At that moment she seemed as sacred and chaste to me in her unveiled beauty, as did the divinity of long ago. I sank down on my knees before her, and devoutly pressed my lips on her foot.
My soul which had been storm-tossed only a little while earlier, suddenly was perfectly calm, and I now felt no element of cruelty in Wanda.
She slowly descended the stairs, and I could watch her with a calmness in which not a single atom of torment or desire was intermingled. I could see her plunge into and rise out of the crystalline water, and the wavelets which she herself raised played about her like tender lovers.
Our nihilistic aesthetician is right when he says: a real apple is more beautiful than a painted one, and a living woman is more beautiful than a Venus of stone.
And when she left the bath, and the silvery drops and the roseate light rippled down her body, I was seized with silent rapture. I wrapped the linen sheets about her, drying her glorious body. The calm bliss remained with me, even now when one foot upon me as upon a footstool, she rested on the cushions in her large velvet cloak. The lithe sables nestled desirously against her cold marble-like body. Her left arm on which she supported herself lay like a sleeping swan in the dark fur of the sleeve, while her left hand played carelessly with the whip.
By chance my look fell on the massive mirror on the wall opposite, and I cried out, for I saw the two of us in its golden frame as in a picture. The picture was so marvelously beautiful, so strange, so imaginative, that I was filled with deep sorrow at the thought that its lines and colors would have to dissolve like mist.

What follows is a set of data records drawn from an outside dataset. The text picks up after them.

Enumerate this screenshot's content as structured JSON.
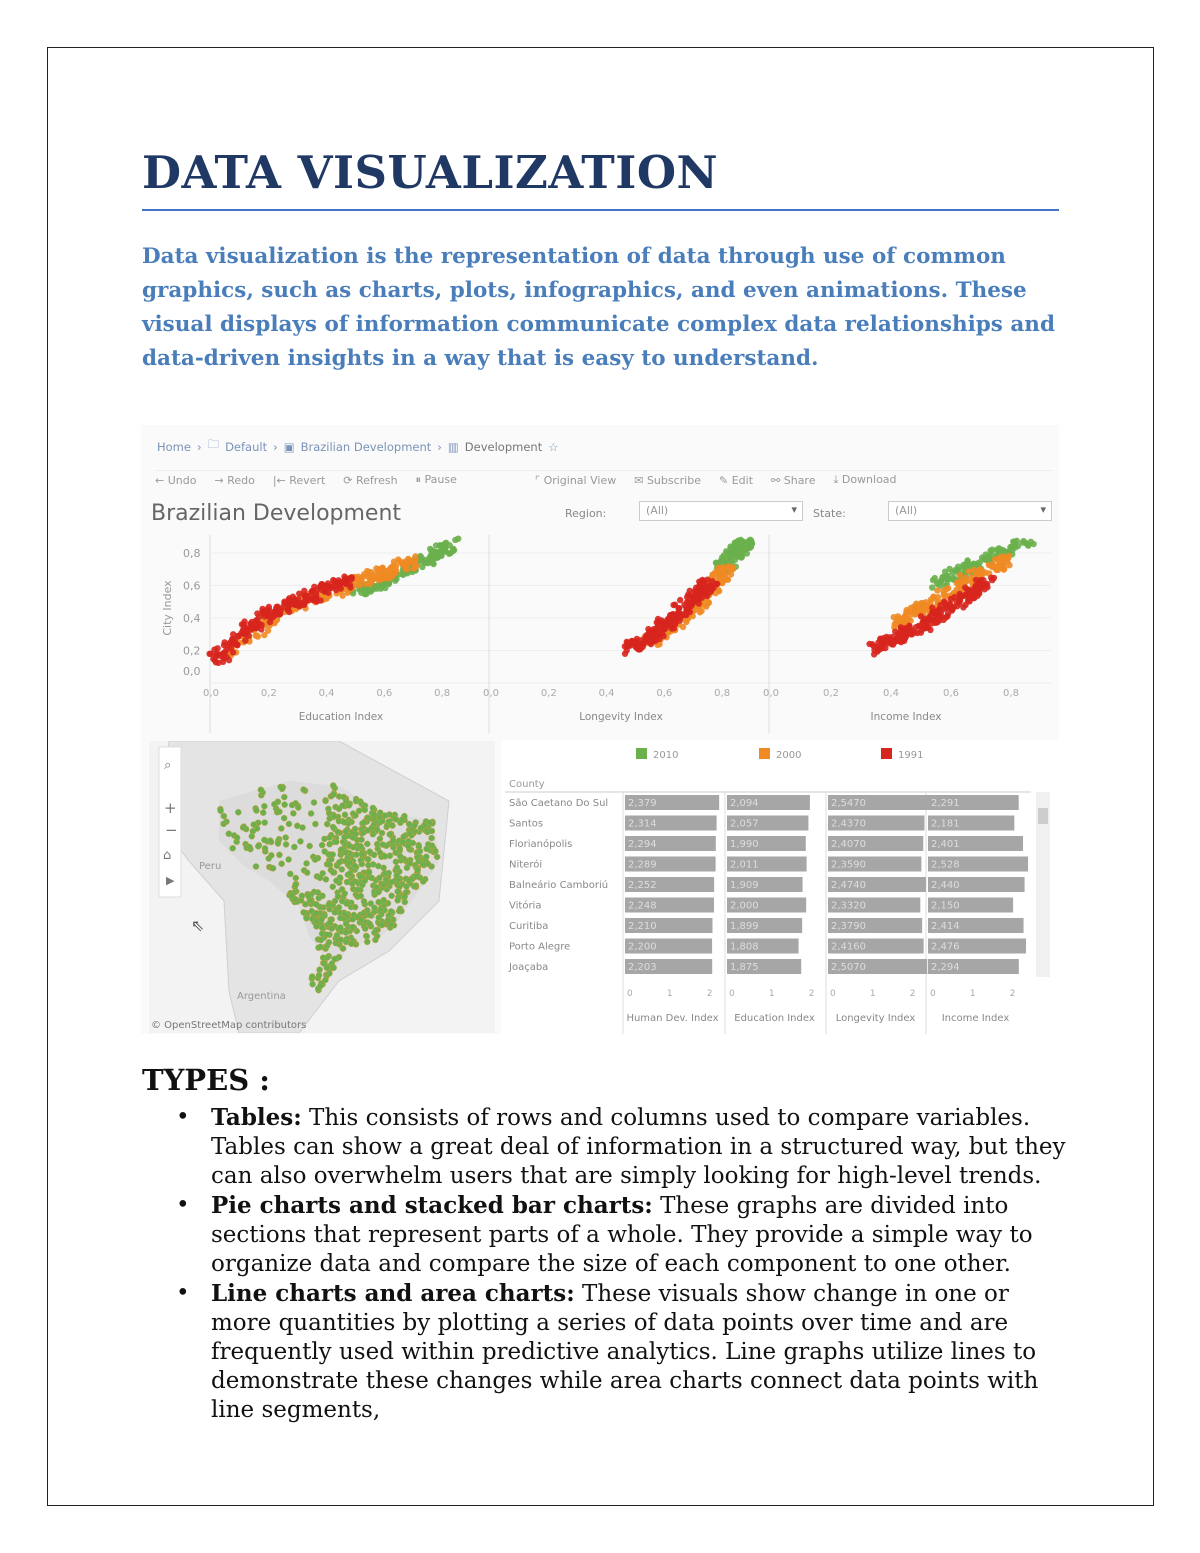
{
  "title": "DATA VISUALIZATION",
  "intro": "Data visualization is the representation of data through use of common graphics, such as charts, plots, infographics, and even animations. These visual displays of information communicate complex data relationships and data-driven insights in a way that is easy to understand.",
  "dashboard": {
    "breadcrumb": [
      "Home",
      "Default",
      "Brazilian Development",
      "Development"
    ],
    "toolbar": [
      "Undo",
      "Redo",
      "Revert",
      "Refresh",
      "Pause",
      "Original View",
      "Subscribe",
      "Edit",
      "Share",
      "Download"
    ],
    "title": "Brazilian Development",
    "filters": {
      "region_label": "Region:",
      "region_value": "(All)",
      "state_label": "State:",
      "state_value": "(All)"
    },
    "map_credit": "© OpenStreetMap contributors",
    "map_labels": [
      "Peru",
      "Argentina"
    ],
    "colors": {
      "2010": "#6ab04c",
      "2000": "#f08a24",
      "1991": "#d7261e"
    }
  },
  "chart_data": [
    {
      "type": "scatter",
      "ylabel": "City Index",
      "ylim": [
        0,
        0.9
      ],
      "yticks": [
        "0,0",
        "0,2",
        "0,4",
        "0,6",
        "0,8"
      ],
      "panels": [
        {
          "xlabel": "Education Index",
          "xticks": [
            "0,0",
            "0,2",
            "0,4",
            "0,6",
            "0,8"
          ],
          "xlim": [
            0,
            0.9
          ],
          "series": [
            {
              "name": "1991",
              "points": [
                [
                  0.02,
                  0.14
                ],
                [
                  0.1,
                  0.3
                ],
                [
                  0.2,
                  0.42
                ],
                [
                  0.3,
                  0.5
                ],
                [
                  0.4,
                  0.58
                ],
                [
                  0.5,
                  0.64
                ]
              ]
            },
            {
              "name": "2000",
              "points": [
                [
                  0.05,
                  0.16
                ],
                [
                  0.2,
                  0.4
                ],
                [
                  0.35,
                  0.52
                ],
                [
                  0.5,
                  0.62
                ],
                [
                  0.6,
                  0.68
                ],
                [
                  0.7,
                  0.75
                ]
              ]
            },
            {
              "name": "2010",
              "points": [
                [
                  0.5,
                  0.56
                ],
                [
                  0.6,
                  0.62
                ],
                [
                  0.7,
                  0.72
                ],
                [
                  0.78,
                  0.8
                ],
                [
                  0.84,
                  0.86
                ]
              ]
            }
          ]
        },
        {
          "xlabel": "Longevity Index",
          "xticks": [
            "0,0",
            "0,2",
            "0,4",
            "0,6",
            "0,8"
          ],
          "xlim": [
            0,
            0.9
          ],
          "series": [
            {
              "name": "1991",
              "points": [
                [
                  0.47,
                  0.2
                ],
                [
                  0.55,
                  0.28
                ],
                [
                  0.6,
                  0.36
                ],
                [
                  0.66,
                  0.45
                ],
                [
                  0.72,
                  0.55
                ],
                [
                  0.76,
                  0.62
                ]
              ]
            },
            {
              "name": "2000",
              "points": [
                [
                  0.55,
                  0.25
                ],
                [
                  0.65,
                  0.38
                ],
                [
                  0.72,
                  0.5
                ],
                [
                  0.78,
                  0.62
                ],
                [
                  0.82,
                  0.72
                ]
              ]
            },
            {
              "name": "2010",
              "points": [
                [
                  0.8,
                  0.7
                ],
                [
                  0.84,
                  0.78
                ],
                [
                  0.86,
                  0.84
                ],
                [
                  0.88,
                  0.86
                ]
              ]
            }
          ]
        },
        {
          "xlabel": "Income Index",
          "xticks": [
            "0,0",
            "0,2",
            "0,4",
            "0,6",
            "0,8"
          ],
          "xlim": [
            0,
            0.9
          ],
          "series": [
            {
              "name": "1991",
              "points": [
                [
                  0.35,
                  0.2
                ],
                [
                  0.42,
                  0.28
                ],
                [
                  0.5,
                  0.35
                ],
                [
                  0.58,
                  0.45
                ],
                [
                  0.66,
                  0.55
                ],
                [
                  0.72,
                  0.62
                ]
              ]
            },
            {
              "name": "2000",
              "points": [
                [
                  0.4,
                  0.35
                ],
                [
                  0.5,
                  0.45
                ],
                [
                  0.6,
                  0.56
                ],
                [
                  0.7,
                  0.68
                ],
                [
                  0.8,
                  0.78
                ]
              ]
            },
            {
              "name": "2010",
              "points": [
                [
                  0.55,
                  0.6
                ],
                [
                  0.65,
                  0.7
                ],
                [
                  0.75,
                  0.78
                ],
                [
                  0.85,
                  0.85
                ]
              ]
            }
          ]
        }
      ]
    },
    {
      "type": "bar",
      "legend": [
        "2010",
        "2000",
        "1991"
      ],
      "row_header": "County",
      "columns": [
        "Human Dev. Index",
        "Education Index",
        "Longevity Index",
        "Income Index"
      ],
      "xticks": [
        "0",
        "1",
        "2"
      ],
      "rows": [
        {
          "name": "São Caetano Do Sul",
          "values": [
            "2,379",
            "2,094",
            "2,5470",
            "2,291"
          ]
        },
        {
          "name": "Santos",
          "values": [
            "2,314",
            "2,057",
            "2,4370",
            "2,181"
          ]
        },
        {
          "name": "Florianópolis",
          "values": [
            "2,294",
            "1,990",
            "2,4070",
            "2,401"
          ]
        },
        {
          "name": "Niterói",
          "values": [
            "2,289",
            "2,011",
            "2,3590",
            "2,528"
          ]
        },
        {
          "name": "Balneário Camboriú",
          "values": [
            "2,252",
            "1,909",
            "2,4740",
            "2,440"
          ]
        },
        {
          "name": "Vitória",
          "values": [
            "2,248",
            "2,000",
            "2,3320",
            "2,150"
          ]
        },
        {
          "name": "Curitiba",
          "values": [
            "2,210",
            "1,899",
            "2,3790",
            "2,414"
          ]
        },
        {
          "name": "Porto Alegre",
          "values": [
            "2,200",
            "1,808",
            "2,4160",
            "2,476"
          ]
        },
        {
          "name": "Joaçaba",
          "values": [
            "2,203",
            "1,875",
            "2,5070",
            "2,294"
          ]
        }
      ]
    }
  ],
  "types": {
    "heading": "TYPES :",
    "items": [
      {
        "term": "Tables:",
        "text": " This consists of rows and columns used to compare variables. Tables can show a great deal of information in a structured way, but they can also overwhelm users that are simply looking for high-level trends."
      },
      {
        "term": "Pie charts and stacked bar charts:",
        "text": " These graphs are divided into sections that represent parts of a whole. They provide a simple way to organize data and compare the size of each component to one other."
      },
      {
        "term": "Line charts and area charts:",
        "text": " These visuals show change in one or more quantities by plotting a series of data points over time and are frequently used within predictive analytics. Line graphs utilize lines to demonstrate these changes while area charts connect data points with line segments,"
      }
    ]
  }
}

"What is the matter?" asked Wanda.
I pointed to the mirror.
"Ah, that is really beautiful," she exclaimed, "too bad one can't capture the moment and make it permanent."
"And why not?" I asked. "Would not any artist, even the most famous, be proud if you gave him leave to paint you and make you immortal by means of his brush.
"The very thought that this extra-ordinary beauty is to be lost to the world," I continued still watching her enthusiastically, "is horrible--all this glorious facial expression, this mysterious eye with its green fires, this demonic hair, this magnificence of body. The idea fills me with a horror of death, of annihilation. But the hand of an artist shall snatch you from this. You shall not like the rest of us disappear absolutely and forever, without leaving a trace of your having been. Your picture must live, even when you yourself have long fallen to dust; your beauty must triumph beyond death!"